There are 4,898 observations and 13 variables in the dataset. First variable X is basically an index of each observations. It is being removed as its useless for the analysis. The rest of the variables which is stored as numerical data type is basically the properties of white wine. Last variable is an integer quality score which is rated by wine experts from the scale of 0 (very bad) to 10 (very excellent). The quality score is converted to a factor data types. Most of the wines have a quality score of 6, the lowest and highest score given is 3 and and 9.
The main feature that is important to this analysis is the wine quality. Analysis needs to be done on the wine properties to see whether it has an impact to this outcome.
Lets take a look at how correlated the variables are:
## [,1]
## fixed.acidity -0.113662831
## volatile.acidity -0.194722969
## citric.acid -0.009209091
## residual.sugar -0.097576829
## chlorides -0.209934411
## free.sulfur.dioxide 0.008158067
## total.sulfur.dioxide -0.174737218
## density -0.307123313
## pH 0.099427246
## sulphates 0.053677877
## alcohol 0.435574715
We can see that the following variables are correlated with quallity:
We will concentrate on the top variables that show strong correlation.

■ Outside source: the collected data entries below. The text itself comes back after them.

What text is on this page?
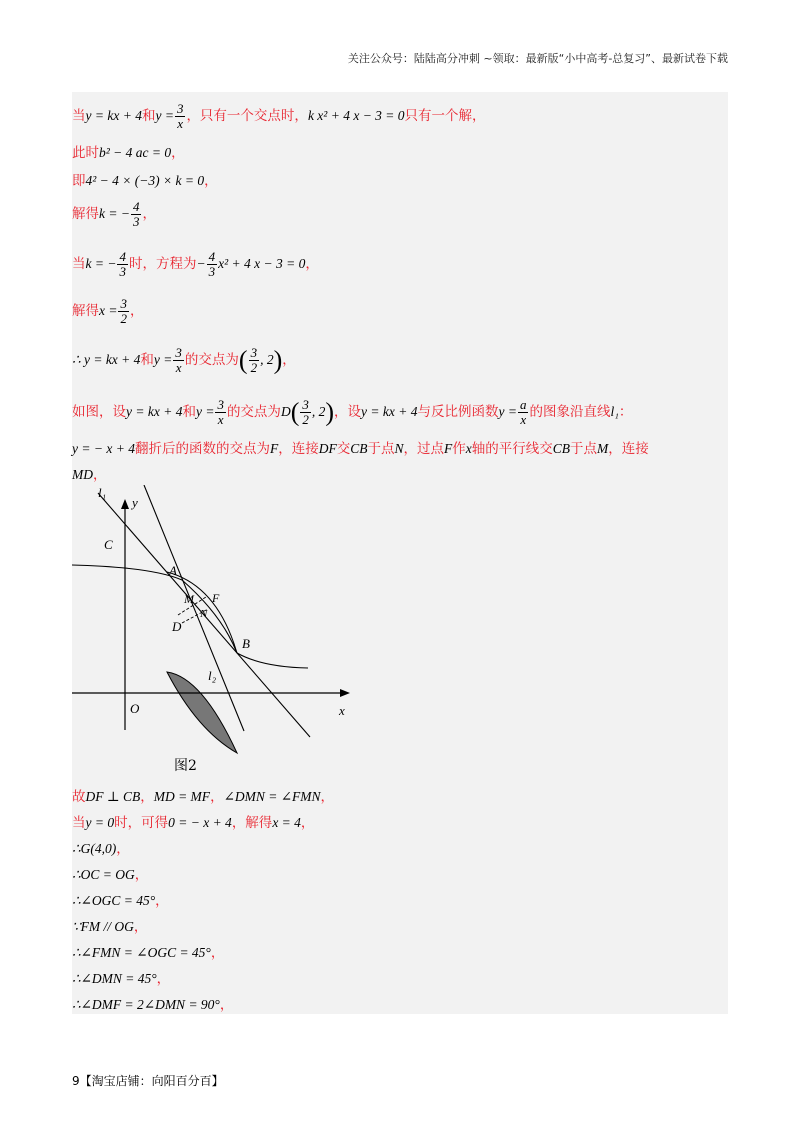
关注公众号：陆陆高分冲刺 ~领取：最新版“小中高考-总复习”、最新试卷下载
当y = kx + 4和$y = \frac{3}{x}$ ，只有一个交点时，k x² + 4 x − 3 = 0只有一个解，
此时b² − 4 ac = 0，
即4² − 4 × (−3) × k = 0，
解得k = − $\frac{4}{3}$ ，
当k = − $\frac{4}{3}$ 时，方程为− $\frac{4}{3} x^2 + 4$ x − 3 = 0，
解得$x = \frac{3}{2}$ ，
∴ y = kx + 4和$y = \frac{3}{x}$ 的交点为( $\frac{3}{2}$ , 2)，
如图，设y = kx + 4和$y = \frac{3}{x}$ 的交点为$D( \frac{3}{2}$ , 2)，设y = kx + 4与反比例函数$y = \frac{a}{x}$ 的图象沿直线l₁：
y = − x + 4翻折后的函数的交点为F，连接DF交CB于点N，过点F作x轴的平行线交CB于点M，连接
MD，
l₁
y
C
A
M F
N
D
B
l₂
O	x
图2
故DF ⊥ CB，MD = MF，∠DMN = ∠FMN，
当y = 0时，可得0 = − x + 4，解得x = 4，
∴G(4,0)，
∴OC = OG，
∴∠OGC = 45°，
∵FM // OG，
∴∠FMN = ∠OGC = 45°，
∴∠DMN = 45°，
∴∠DMF = 2∠DMN = 90°，
9【淘宝店铺：向阳百分百】
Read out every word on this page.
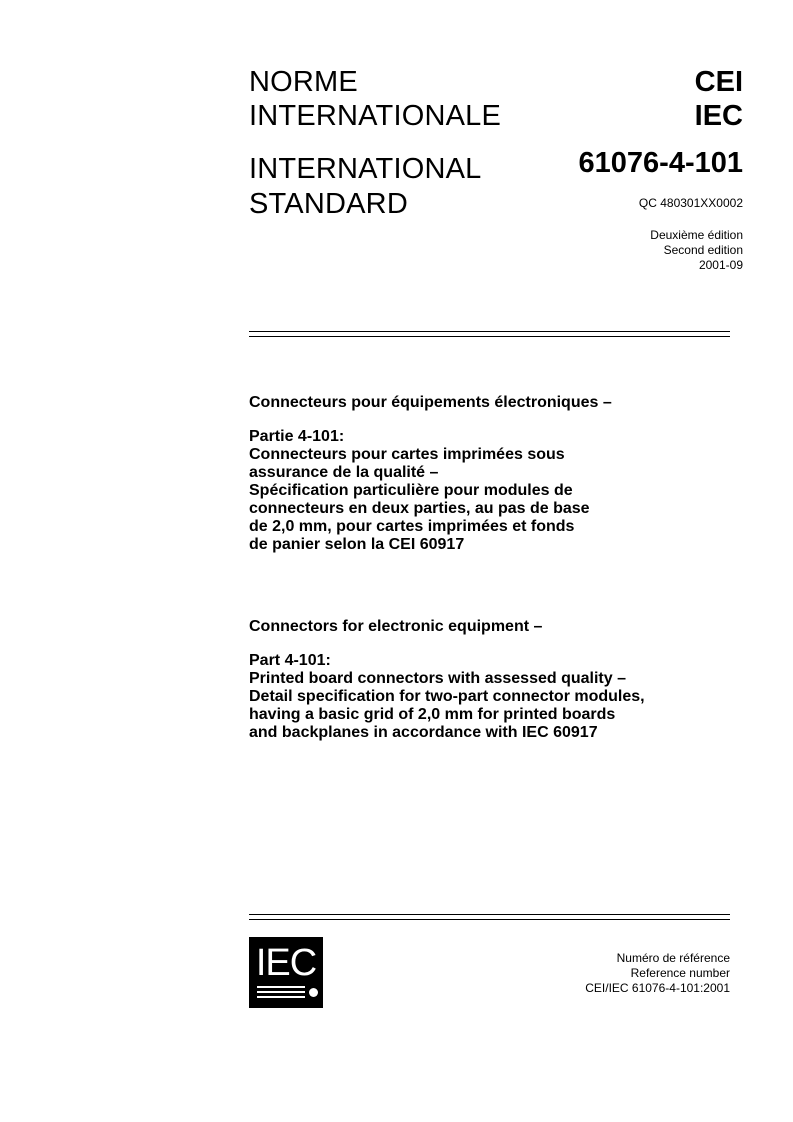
NORME
INTERNATIONALE
INTERNATIONAL
STANDARD
CEI
IEC
61076-4-101
QC 480301XX0002
Deuxième édition
Second edition
2001-09
Connecteurs pour équipements électroniques –
Partie 4-101:
Connecteurs pour cartes imprimées sous
assurance de la qualité –
Spécification particulière pour modules de
connecteurs en deux parties, au pas de base
de 2,0 mm, pour cartes imprimées et fonds
de panier selon la CEI 60917
Connectors for electronic equipment –
Part 4-101:
Printed board connectors with assessed quality –
Detail specification for two-part connector modules,
having a basic grid of 2,0 mm for printed boards
and backplanes in accordance with IEC 60917
IEC	Numéro de référence
Reference number
CEI/IEC 61076-4-101:2001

Yes, since we know that the mode of quality score is 6. We would consider the average is 6 in a 0 to 10 scale. We can define a cut in the scores.
##
## (0,5] (5,6] (6,10]
## 1640 2198 1060
So we will have three groups of wines score after the cut. First group has a quality score from 0 to 5, which we can consider the bad quality group. Then the second group which has a score of 6 average quality group and lastly the 7 to 10 quality score group is the best quality group. We will these groups in our analysis.
I created a few histograms to understand the distribution of the features and box plots to find out the outliers. Yes, there were a few outliers in the features in which I removed to get it to look gaussian or normal distribution. I also applied a log based 10 transformation on the features which had long tails so that the features becomes gaussian. qualityand pH were the features which I did not apply any transformations as they look like normal distribution. Alcohol feature looks like a positive skewed distribution.
I decided to plot out ggpairs scatterplot matrix to have a look into the relationships between the variables. I found out that the 4 most correclated variables with quality were alcohol, ph, chlorides, density. But lets plot all other variables as well.
We already see a tendency in the boxplot, this can be better illustrate with a scatter plot and a linear regression line in it. Good wines tends to have higher alcohol level and higher pH.
We explore further to find out the influence of main features with other secondary features.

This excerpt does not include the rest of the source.